Palantir Stock Soars: 5 Things Investors Need to Know After Trump Deal

Palantir stock made headlines this week after former President Donald Trump’s administration reportedly selected Palantir Technologies Inc. (NYSE: PLTR) as its primary data analysis partner. The news, tied to a new executive order aimed at improving inter-agency data sharing, triggered a sharp rally in Palantir stock. But before investors rush in, it’s worth asking: is Palantir stock still a smart long-term investment—or simply riding a wave of short-term hype?

Palantir Stock

Let’s break it down.


What Just Happened?

According to The New York Times, Trump’s renewed emphasis on national security and government efficiency has led to Palantir being tapped for a more expansive role in federal data analytics. The move reinforces the Denver-based company’s long-standing relationship with government agencies like the Department of Defense and ICE.

Investors were quick to react. Palantir stock jumped nearly 8% on the day of the news, continuing a strong upward trend that’s seen shares surge more than 75% from their year-to-date lows.


Why the Market’s Excited

Palantir has always been a favorite among tech bulls and retail investors, especially those betting big on artificial intelligence (AI). The company offers sophisticated data analytics platforms like Gotham and Foundry, used by both government and commercial clients.

This new government endorsement isn’t just about prestige—it could mean major long-term revenue, contracts, and a stronger moat in the crowded AI space. Investors love government ties because they often bring reliable, large-scale income over many years.


But There’s a Catch

While the headlines may be bullish, a deeper look reveals reasons to be cautious.

In the past week alone, Palantir CEO Alex Karp sold over $50 million worth of stock. He wasn’t the only one. Other top execs—like CTO Shyam Sankar and co-founder Stephen Cohen—dumped nearly $65 million in shares combined.

When multiple insiders sell large amounts of stock all at once, it’s often a red flag. It doesn’t necessarily mean bad news is coming, but it does raise a fair question: if PLTR is such a great buy, why are the people running the company selling?


Valuation: A Tough Pill to Swallow

Palantir’s current valuation is eyebrow-raising. It trades at a forward P/E ratio of over 200, far above even AI darling Nvidia, which sits closer to 30. Its price-to-sales ratio hovers around 98, suggesting the stock is priced for perfection—not reality.

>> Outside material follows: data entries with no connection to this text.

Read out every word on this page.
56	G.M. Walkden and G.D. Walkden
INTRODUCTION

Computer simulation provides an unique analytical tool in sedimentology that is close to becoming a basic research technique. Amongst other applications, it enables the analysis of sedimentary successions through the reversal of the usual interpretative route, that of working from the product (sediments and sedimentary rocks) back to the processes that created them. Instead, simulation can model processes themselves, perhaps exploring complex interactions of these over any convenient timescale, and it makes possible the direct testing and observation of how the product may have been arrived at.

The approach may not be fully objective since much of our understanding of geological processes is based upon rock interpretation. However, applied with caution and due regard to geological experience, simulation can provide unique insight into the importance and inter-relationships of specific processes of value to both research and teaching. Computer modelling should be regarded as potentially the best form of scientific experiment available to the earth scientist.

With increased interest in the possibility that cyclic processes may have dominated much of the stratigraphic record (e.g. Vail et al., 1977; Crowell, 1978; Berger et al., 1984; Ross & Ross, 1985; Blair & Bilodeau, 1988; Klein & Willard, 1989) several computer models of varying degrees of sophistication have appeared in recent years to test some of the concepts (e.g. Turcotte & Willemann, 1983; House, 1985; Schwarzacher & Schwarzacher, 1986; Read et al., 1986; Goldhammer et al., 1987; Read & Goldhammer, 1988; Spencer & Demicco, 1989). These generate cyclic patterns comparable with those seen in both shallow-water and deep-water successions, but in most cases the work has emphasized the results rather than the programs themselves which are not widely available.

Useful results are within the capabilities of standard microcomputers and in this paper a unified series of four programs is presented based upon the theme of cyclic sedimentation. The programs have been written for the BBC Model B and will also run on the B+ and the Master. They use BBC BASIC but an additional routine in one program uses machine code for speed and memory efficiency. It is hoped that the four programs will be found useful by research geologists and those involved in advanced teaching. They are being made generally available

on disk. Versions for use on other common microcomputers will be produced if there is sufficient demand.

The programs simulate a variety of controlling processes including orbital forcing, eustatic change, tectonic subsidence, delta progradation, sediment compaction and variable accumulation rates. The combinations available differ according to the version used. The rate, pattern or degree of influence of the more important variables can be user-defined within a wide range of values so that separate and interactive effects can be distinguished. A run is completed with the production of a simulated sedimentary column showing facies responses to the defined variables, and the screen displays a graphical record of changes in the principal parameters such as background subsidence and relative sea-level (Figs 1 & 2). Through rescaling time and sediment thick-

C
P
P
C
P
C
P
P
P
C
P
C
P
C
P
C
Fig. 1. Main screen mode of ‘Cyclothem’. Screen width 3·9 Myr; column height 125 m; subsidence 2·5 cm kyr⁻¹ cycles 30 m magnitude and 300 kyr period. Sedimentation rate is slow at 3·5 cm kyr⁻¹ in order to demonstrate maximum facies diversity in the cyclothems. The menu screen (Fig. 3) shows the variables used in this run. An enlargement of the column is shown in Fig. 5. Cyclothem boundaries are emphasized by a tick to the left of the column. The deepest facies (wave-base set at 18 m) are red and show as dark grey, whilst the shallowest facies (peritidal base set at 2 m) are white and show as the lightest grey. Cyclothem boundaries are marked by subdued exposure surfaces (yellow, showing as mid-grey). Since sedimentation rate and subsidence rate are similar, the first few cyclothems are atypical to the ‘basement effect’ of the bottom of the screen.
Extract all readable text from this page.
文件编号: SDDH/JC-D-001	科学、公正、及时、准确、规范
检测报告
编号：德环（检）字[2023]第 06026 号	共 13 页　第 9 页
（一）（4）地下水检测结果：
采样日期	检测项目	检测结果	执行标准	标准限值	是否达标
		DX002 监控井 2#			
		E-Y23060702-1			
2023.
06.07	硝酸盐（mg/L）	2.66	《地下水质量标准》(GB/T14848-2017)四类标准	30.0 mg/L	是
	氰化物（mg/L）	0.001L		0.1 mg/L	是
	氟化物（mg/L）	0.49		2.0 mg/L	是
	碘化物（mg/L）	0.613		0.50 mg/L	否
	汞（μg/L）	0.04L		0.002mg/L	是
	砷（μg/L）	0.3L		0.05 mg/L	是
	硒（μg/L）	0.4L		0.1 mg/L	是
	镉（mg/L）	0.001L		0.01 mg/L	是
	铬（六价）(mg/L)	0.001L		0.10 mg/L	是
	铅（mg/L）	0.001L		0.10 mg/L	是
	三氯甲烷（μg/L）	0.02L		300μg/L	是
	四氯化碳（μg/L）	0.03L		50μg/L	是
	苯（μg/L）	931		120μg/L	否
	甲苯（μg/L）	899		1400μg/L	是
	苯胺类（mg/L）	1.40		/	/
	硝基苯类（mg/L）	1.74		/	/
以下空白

Yes, Palantir is growing. But its most recent quarterly revenue increased just 39% year-over-year, with the commercial side jumping 71%. Compare that to Nvidia, whose Q1 revenue spiked 69%, and you’ll see why some analysts argue that PLTR’s valuation simply isn’t justified.

And no, Palantir doesn’t offer a dividend to sweeten the deal for long-term holders.


The Bullish Argument

Still, some experts remain bullish. David Kudla, CEO of Mainstay Capital, recently pointed out that Palantir is “leveraging AI very well, particularly in counterterrorism.” The company is also expanding its commercial footprint, which could help balance its reliance on government contracts.

For those who believe in AI’s long-term growth—especially in defense and security—PLTR remains a compelling, if risky, play.


So, Should You Buy?

That depends on your risk tolerance and time horizon.

If you’re a long-term investor who believes Palantir will dominate the AI analytics space across both government and private sectors, you might view today’s price as a justified premium. But if you prefer value stocks, predictable earnings, or dividend-paying assets, this might not be your ideal pick—at least not at current levels.

One thing is clear: the hype is real, but so are the risks.


Final Thoughts

Palantir’s partnership with the Trump administration is a big win—and it validates the company’s role in shaping how government agencies use data. But stock price doesn’t always reflect fundamentals. With heavy insider selling and sky-high valuations, PLTR may be more of a speculative bet than a sure thing.

As always, do your homework, consider your portfolio goals, and never chase headlines blindly.